Я была на волне «новой волны».
Благодаря Годару Жак [Деми] снял «Лолу», которую спродюсировал Жорж Борегар. Благодаря Жаку я сняла «Клео…». Это была эстафета в том смысле, что были некоторые общие идеи, например: сделаем фильм с маленьким бюджетом, герой которого бродит по улицам Парижа.

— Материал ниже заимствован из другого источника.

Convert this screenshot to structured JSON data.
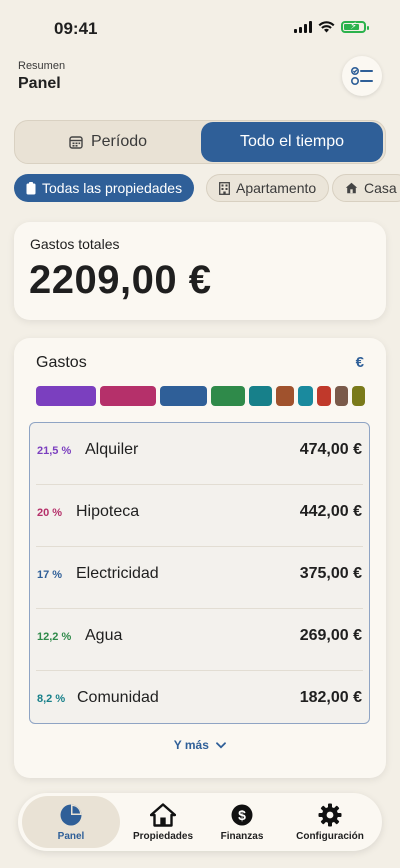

Я никогда по-настоящему не принадлежала к этой группе. Поэтому меня часто забывали или исключали. Например, меня не включили в книгу о женщинах «Слова. Женщины снимают кино» в 1976 году. В 1980 году было два специальных выпуска Cahiers du Cinéma, посвященных французскому кино. Ни меня, ни один из моих фильмов даже мельком не упомянули. Там была масса народу, интересного, самого разного, французские кинематографисты всех мастей, мужчины, женщины, люди из провинции. Но только не я. Может, потому что я была в Америке? Луи Малль тоже там был. Виновата мизогиния? Вряд ли. Катрин Брейя, Маргерит Дюрас и других включили. Может, я ростом не вышла? Нет, Шанталь Акерман – там. Обо мне же просто забыли. Было обидно. Если уж Cahiers du Cinéma, сделавшие со мной несколько длинных интервью, меня исключили, то это настоящее изгнание.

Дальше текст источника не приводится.